RACHEL HEIMAN, The New School
February 28, 2020 4:15 – 6:15 pm in room C415A (one floor below the Lobby) Ph.D. Program in Anthropology | The Graduate Center, CUNY
SUSTAINABLE SUBURBANISM IN THE AMERICAN WEST: an unlikely convergence of Mining, Mormon, and Planning Practice
ABSTRACT: This talk draws on four summers of fieldwork in an unlikely site for the production of environmental subjects and expertise: a massive master-planned community in Utah spearheaded by one the largest mining conglomerates in the world and developed with equal parts attention to sustainable suburbanism and values of Latter-day Saints (Mormons). Now 16 years into an anticipated 30-year build out on remediated mining lands, the suburb in which the project is located is one of the fastest growing U.S. cities and has become an object lesson in sustainable development in politically conservative areas of the American West, including for its award-wining advanced stormwater retention system that integrates landscape architecture, infrastructural design, and earthquake preparedness.
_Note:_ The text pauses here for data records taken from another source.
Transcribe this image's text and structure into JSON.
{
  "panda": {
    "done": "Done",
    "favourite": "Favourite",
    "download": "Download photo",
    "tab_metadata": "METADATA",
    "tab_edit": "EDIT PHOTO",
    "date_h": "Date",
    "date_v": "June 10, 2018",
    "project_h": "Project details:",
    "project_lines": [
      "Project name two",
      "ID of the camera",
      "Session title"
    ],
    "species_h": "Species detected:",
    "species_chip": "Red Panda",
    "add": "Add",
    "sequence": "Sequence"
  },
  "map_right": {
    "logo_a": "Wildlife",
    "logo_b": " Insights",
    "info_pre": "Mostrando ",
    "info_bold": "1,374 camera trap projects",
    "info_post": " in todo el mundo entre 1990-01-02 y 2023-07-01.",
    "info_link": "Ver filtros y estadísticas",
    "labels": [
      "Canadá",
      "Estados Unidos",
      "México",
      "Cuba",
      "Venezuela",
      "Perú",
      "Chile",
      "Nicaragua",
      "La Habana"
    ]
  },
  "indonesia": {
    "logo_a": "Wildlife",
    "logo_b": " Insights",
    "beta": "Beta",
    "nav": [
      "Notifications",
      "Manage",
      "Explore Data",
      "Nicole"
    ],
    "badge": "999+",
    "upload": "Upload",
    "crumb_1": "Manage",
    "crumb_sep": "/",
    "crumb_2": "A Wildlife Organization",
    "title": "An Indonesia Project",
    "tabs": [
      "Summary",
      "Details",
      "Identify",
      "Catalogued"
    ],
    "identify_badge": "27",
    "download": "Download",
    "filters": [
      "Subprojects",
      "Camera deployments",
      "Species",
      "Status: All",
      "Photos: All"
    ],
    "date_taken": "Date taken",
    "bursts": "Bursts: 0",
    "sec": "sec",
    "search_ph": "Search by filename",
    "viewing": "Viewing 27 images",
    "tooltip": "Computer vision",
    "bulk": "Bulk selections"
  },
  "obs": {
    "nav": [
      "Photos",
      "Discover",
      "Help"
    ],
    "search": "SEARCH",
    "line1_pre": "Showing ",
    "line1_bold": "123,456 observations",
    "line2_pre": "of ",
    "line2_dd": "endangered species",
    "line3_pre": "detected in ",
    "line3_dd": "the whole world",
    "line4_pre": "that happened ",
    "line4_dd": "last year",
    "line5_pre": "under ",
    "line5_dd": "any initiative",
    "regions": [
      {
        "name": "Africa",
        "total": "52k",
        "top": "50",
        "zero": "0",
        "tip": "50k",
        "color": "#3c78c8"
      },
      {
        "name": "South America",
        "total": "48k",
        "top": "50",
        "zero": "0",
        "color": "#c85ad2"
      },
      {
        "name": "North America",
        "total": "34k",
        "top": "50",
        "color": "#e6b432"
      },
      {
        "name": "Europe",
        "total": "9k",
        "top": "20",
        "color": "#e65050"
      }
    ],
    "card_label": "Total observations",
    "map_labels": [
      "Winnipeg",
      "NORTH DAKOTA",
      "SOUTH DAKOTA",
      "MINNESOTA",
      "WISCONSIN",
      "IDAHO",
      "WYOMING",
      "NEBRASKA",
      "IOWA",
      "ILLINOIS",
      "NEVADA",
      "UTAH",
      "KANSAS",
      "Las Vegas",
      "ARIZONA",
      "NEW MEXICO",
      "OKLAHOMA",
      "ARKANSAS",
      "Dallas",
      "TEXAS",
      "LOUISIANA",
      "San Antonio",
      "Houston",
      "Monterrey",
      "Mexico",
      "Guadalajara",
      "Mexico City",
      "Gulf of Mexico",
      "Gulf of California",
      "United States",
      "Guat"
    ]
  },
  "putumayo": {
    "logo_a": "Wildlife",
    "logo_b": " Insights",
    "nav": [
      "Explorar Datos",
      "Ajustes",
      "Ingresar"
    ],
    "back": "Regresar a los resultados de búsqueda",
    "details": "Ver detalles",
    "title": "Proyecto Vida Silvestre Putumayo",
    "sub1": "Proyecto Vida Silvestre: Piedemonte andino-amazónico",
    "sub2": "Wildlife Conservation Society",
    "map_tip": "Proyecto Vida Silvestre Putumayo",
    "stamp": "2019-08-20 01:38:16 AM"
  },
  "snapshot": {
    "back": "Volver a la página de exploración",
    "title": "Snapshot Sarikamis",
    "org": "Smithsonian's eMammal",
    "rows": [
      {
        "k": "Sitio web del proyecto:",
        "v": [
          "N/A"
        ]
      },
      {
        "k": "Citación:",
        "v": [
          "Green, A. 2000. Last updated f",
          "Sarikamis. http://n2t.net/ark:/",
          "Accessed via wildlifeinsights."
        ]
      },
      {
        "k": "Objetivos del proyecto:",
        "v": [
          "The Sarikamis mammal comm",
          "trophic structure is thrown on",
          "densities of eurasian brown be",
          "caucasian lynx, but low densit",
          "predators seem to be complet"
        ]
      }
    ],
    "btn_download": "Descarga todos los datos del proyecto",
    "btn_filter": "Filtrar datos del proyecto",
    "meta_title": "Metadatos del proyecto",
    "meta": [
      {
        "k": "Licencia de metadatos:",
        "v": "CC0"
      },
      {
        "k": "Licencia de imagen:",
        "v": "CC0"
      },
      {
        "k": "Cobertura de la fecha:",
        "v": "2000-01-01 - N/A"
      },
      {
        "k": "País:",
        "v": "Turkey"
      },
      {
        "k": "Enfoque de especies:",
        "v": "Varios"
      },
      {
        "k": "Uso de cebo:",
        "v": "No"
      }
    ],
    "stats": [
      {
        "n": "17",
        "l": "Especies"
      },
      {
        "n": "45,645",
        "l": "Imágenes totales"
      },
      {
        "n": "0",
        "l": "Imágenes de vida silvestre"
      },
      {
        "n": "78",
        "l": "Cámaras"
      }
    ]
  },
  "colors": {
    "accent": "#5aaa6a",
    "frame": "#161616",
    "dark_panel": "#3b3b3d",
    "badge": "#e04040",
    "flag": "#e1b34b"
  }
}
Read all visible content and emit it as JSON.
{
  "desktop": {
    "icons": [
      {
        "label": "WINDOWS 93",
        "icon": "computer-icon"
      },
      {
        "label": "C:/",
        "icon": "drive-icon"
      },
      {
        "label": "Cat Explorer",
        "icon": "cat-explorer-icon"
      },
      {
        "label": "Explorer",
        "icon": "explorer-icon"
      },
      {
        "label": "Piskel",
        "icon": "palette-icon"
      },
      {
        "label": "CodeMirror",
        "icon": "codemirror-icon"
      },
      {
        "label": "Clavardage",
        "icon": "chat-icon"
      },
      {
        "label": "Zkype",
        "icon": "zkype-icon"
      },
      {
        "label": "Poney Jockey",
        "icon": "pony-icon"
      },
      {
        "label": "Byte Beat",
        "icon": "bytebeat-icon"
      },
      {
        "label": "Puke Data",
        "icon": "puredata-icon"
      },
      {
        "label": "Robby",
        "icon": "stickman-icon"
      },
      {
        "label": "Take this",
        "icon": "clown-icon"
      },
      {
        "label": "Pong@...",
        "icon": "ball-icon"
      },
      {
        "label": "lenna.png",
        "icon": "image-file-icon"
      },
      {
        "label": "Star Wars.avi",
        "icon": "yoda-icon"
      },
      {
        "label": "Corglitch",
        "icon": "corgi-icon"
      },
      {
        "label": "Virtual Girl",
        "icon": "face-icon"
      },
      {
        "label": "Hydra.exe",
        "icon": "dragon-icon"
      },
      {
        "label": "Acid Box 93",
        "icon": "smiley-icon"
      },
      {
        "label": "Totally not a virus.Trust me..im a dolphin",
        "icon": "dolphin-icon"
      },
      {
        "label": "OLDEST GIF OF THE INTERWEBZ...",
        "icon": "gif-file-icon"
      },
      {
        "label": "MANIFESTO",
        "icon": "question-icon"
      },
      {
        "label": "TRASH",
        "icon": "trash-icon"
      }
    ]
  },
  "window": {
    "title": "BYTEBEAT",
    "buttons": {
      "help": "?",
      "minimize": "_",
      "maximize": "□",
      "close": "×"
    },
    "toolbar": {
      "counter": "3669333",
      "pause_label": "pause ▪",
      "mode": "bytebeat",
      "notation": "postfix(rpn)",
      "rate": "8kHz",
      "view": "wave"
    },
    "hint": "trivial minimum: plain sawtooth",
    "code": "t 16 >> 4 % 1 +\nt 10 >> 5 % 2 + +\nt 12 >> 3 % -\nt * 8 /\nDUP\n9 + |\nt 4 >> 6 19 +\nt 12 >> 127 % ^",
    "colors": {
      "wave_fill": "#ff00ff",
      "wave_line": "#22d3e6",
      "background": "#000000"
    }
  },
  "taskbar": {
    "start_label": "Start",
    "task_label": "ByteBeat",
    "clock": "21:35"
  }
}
My research sheds light on the generative power of diverse temporalities and modes of legitimacy in this long-term build-out, as architects, mining officials, planning non-profits, builders, municipal workers, residents, marketers, master gardeners, and politicians negotiate aspirations for—and anxieties about—the material, social, aesthetic, and environmental future of the American suburb.